Je ne veux pas faire des habitant.e·s des quartiers populaires des sujets révolutionnaires par nature ou par essence, mais objectivement, parce qu’elles et ils sont au carrefour d’une exploitation capitaliste violente et en même temps d’un autoritarisme raciste indéniable, elles et ils ont toutes les raisons d’en découdre avec ce système néolibéral en cours de fascisation. Si les quartiers populaires en France, peuplés de gens du Sud global, sont les premières victimes du néolibéralisme, ce n’est pas sans lien avec cette histoire mondiale.
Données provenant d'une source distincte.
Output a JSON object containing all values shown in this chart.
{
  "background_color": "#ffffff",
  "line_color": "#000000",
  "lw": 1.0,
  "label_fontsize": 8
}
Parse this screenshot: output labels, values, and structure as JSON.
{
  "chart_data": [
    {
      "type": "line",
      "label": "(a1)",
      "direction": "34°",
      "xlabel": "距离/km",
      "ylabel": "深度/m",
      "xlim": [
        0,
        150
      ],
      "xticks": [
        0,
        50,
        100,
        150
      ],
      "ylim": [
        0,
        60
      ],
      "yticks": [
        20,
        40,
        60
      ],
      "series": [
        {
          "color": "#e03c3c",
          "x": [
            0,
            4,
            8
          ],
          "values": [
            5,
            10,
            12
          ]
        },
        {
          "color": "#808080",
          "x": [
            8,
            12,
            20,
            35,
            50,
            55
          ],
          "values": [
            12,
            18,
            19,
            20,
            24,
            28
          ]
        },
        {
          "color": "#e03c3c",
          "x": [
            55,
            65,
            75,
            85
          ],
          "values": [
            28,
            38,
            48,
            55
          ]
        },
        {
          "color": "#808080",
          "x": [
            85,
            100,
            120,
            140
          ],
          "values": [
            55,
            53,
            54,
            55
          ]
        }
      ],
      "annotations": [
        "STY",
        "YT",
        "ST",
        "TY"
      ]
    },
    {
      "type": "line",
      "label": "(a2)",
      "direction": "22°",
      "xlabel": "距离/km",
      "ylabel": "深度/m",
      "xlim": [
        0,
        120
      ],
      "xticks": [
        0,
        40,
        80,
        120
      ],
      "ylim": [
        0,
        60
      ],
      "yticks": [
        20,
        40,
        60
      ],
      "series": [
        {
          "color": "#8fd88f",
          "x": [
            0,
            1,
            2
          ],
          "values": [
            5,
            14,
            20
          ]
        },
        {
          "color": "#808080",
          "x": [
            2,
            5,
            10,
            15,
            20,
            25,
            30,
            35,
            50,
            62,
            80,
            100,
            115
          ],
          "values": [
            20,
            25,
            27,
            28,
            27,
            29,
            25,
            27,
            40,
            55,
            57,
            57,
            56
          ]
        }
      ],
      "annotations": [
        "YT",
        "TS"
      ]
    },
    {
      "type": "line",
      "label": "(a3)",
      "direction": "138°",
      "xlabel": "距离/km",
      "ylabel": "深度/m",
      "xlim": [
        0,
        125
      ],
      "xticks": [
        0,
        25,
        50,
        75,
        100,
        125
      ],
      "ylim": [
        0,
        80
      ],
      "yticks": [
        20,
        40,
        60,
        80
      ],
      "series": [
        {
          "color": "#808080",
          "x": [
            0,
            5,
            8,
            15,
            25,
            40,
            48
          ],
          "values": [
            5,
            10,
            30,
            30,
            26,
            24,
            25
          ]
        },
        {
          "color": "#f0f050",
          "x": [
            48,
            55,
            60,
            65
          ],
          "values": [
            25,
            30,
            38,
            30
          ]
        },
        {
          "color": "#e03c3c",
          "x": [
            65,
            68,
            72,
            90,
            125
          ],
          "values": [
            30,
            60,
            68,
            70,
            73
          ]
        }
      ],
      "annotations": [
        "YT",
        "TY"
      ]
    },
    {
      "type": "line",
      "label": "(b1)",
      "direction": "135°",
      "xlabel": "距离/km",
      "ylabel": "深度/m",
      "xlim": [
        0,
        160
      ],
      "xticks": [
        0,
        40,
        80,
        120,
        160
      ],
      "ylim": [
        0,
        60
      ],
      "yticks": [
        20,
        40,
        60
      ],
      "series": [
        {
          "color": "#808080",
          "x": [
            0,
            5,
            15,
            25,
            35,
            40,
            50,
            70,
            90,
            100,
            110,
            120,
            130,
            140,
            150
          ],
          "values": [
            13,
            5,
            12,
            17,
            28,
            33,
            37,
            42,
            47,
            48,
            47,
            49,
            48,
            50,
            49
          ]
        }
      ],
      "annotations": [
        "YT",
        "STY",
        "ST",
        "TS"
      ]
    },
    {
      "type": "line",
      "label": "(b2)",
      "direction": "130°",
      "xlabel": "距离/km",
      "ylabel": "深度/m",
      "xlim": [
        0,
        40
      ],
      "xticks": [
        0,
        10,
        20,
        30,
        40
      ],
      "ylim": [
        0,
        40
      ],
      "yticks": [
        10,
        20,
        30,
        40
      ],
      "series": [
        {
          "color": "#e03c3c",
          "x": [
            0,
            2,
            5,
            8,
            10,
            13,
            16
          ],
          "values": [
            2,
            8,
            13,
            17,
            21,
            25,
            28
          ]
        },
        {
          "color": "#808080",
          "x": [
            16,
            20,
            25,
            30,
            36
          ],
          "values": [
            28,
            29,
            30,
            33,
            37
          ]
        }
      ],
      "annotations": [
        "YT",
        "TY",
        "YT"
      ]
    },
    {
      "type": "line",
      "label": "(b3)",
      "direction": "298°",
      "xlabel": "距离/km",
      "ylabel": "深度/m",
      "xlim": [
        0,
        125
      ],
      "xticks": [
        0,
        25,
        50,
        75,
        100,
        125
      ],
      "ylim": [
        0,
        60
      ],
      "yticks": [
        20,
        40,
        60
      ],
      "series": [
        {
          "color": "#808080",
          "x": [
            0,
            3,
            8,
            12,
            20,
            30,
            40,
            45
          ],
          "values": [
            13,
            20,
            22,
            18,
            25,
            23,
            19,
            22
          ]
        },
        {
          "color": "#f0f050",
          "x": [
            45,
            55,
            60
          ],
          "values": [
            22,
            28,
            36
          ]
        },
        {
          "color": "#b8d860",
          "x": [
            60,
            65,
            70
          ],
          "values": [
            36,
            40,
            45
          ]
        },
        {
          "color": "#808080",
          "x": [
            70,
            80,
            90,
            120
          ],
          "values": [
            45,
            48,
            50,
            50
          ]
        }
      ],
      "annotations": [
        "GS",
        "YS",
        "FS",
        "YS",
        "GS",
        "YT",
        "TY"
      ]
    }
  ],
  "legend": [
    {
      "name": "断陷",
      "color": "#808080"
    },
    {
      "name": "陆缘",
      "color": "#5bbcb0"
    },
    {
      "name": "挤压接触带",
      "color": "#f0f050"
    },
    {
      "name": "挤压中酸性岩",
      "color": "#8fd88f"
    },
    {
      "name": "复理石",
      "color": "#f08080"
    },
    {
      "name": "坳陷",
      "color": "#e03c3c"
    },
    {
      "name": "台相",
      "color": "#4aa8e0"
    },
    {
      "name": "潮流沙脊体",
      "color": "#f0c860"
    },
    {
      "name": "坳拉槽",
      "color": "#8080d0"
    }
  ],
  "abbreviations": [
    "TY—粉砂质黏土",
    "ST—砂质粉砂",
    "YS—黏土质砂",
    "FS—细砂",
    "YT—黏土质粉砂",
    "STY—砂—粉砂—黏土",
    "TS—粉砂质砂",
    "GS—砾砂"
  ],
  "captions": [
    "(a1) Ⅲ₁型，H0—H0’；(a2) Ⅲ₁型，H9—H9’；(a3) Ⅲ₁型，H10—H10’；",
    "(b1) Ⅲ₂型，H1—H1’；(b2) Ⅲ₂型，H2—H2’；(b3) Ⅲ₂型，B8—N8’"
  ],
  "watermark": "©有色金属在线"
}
Le pays qui a servi de laboratoire au néolibéralisme, c’est le Chili sous Pinochet dans les années 1970. En 1975, c’est là où on en expérimente les grandes lignes, ce qui montre, pour celles et ceux qui en douteraient encore, que l’État néolibéral capitaliste, probourgeois, et l’État fasciste, tortionnaire, dictatorial et militaire, ça se marie très bien ensemble. Rien d’étonnant à ce que le potentiel de résistances puisse se révéler et exploser aux confins du monde blanc. Et en effet, ce n’est pas étonnant que, dans l’histoire, on ait des groupes racisés d’en bas de la hiérarchie raciale, qui se retrouvent aux avant-postes de la lutte antifasciste.
On peut dire sans risque que les Noir·e·s, les Arabes, les Tsiganes opèrent déjà des luttes antifascistes, même si elles et ils n’y accolent pas forcément le nom, car ils s’opposent dans tous leurs combats à la police et à l’armée d’un État fascisant. Restent les articulations qu’il faut construire avec toutes les résistances en cours ici, dans les Outre-mer colonisés et ailleurs dans le monde du Sud global, et qui sont si nécessaires à la perspective d’un monde déracialisé et conjuguant toutes les égalités.
Notes
[1] Saïd Bouamama, Des classes dangereuses à l’ennemi intérieur, Syllepse, Paris, 2021.
[2] Olivier Le Cour Grandmaison, « Ennemis mortels ». Représentations de l’islam et politiques musulmanes en France à l’ époque coloniale, La Découverte, Paris, 2019.
[3] Sur Oriana Fallaci, voir Bruno Cousin et Tommaso Vitale, « Les intellectuels italiens et l’islamophobie », Contretemps, février 2012, URL : https://www.contretemps.eu/intellectuels-italiens-islamophobie/.
[4] Pierre Tévanian, Le Voile médiatique, un faux débat : « L’affaire du foulard islamique », Raisons d’agir, Paris, 2005.
[5] Pierre Bourdieu, « Un problème peut en cacher un autre. Réflexions sur les affaires de voile islamique », in Interventions, 1961- 2001. Science sociale & action politique, Éditions Agone, Marseille, 2002.
[6] Parti révolutionnaire noir fondé en 1966 à Oakland (Californie), notamment par Bobby Seale et Huey P. Newton.